USD/TRY latest record: 8.5876 on November 6. Erdogan fired the central bank governor, again… Finance minister resigned the day after the central bank governor was fired.

Shall we assume that no-one will attempt a coup this time?

Unrest within Turkey’s governing coalition is becoming apparent with attempts to export intra-coalition rows behind the curtain to target the opposition: Mafia boss affiliated to junior coalition partner Devlet Bahceli openly threatened main opposition leader Kemal Kilicdaroglu.

New finance minister and central bank governor, who have innate Erdogan moustaches, are sold as “orthodox”. Erdogan was sold as a “democrat” from 2002 to 2009.

There are buyers of these tales in the dog-eat-dog world but it is never clear whom is biting whom. At the end of the day, ordinary Turks pay the bill.

Turkey’s official data will suggest positive growth in 2020 and declining inflation in the coming months.

Turkish retail industry as a whole is in the midst of debt restructurings. Turkey’s private airlines are seeking state help to restructure 20bn lira of loans. Qatari fund bought a stake in a mall owned by debt-troubled Dogus Holding.

Turkey sold $2.25bn 10-year eurobonds at 5.95% coupon.
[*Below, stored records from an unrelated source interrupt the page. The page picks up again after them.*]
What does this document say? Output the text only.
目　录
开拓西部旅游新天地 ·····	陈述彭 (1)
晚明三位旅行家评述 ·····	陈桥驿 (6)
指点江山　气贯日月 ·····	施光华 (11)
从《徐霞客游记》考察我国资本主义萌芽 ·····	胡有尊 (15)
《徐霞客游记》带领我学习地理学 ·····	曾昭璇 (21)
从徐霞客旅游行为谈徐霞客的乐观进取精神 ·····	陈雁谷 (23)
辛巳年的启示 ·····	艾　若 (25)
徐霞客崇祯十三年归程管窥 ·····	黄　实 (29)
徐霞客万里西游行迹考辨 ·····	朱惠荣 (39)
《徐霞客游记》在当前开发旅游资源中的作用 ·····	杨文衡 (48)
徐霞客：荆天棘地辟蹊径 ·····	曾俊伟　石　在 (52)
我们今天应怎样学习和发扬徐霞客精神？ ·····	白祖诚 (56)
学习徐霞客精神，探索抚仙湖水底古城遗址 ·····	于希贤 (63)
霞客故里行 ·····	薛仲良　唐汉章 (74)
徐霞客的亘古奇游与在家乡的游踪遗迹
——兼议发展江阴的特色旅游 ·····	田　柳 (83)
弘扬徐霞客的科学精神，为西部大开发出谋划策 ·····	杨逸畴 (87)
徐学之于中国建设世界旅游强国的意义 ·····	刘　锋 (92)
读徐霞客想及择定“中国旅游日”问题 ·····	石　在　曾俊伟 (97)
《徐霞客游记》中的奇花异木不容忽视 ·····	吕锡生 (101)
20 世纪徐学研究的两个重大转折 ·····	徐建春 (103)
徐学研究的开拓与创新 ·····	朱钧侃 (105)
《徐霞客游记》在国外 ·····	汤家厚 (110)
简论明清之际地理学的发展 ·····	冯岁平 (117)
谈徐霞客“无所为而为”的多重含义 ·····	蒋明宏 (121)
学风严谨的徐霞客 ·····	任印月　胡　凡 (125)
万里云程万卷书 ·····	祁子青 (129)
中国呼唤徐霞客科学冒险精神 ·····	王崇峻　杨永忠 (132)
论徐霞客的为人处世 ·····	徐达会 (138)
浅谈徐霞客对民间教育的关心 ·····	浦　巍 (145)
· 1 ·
Istanbul Municipality's upcoming $650mn eurobond was rated by Moody’s and Fitch.

Syndicated loan renewal season for Turkish banks continues (See Section 5.4).

Second virus wave is hitting Turkish exporters. Trade deficit narrowed to $2.3bn in October. Foreign tourist arrivals in Turkey plunged nearly 60% y/y in October. Turkey’s tourism sector is ‘set to shrink 70% this year with revenue fall of more than $20bn’.

Turkish Airlines plans to burn through $250mn cash per month in Q4. Its number of passengers fell 64% y/y in October.

Turkey turned to pipelines for natural gas imports in bid to fulfil its obligations in take-or-pay contracts after the prices were adjusted at end-June. The country still pays higher prices compared to Europe but it benefits now from the oil price collapse in Q2.

Czhech Energo hopes to enjoy government subsidies with its new hydro-plants in Turkey.

Ulker “may acquire related-party entities that are ultimately owned by shareholder Yildiz”. Retailer BIM denied responsibility for building collapse in the Aegean Sea earthquake.

Anadolu Efes was dropped from MSCI Turkey index.

Q3 financials season at Borsa Istanbul ended (See Section 4.3.2).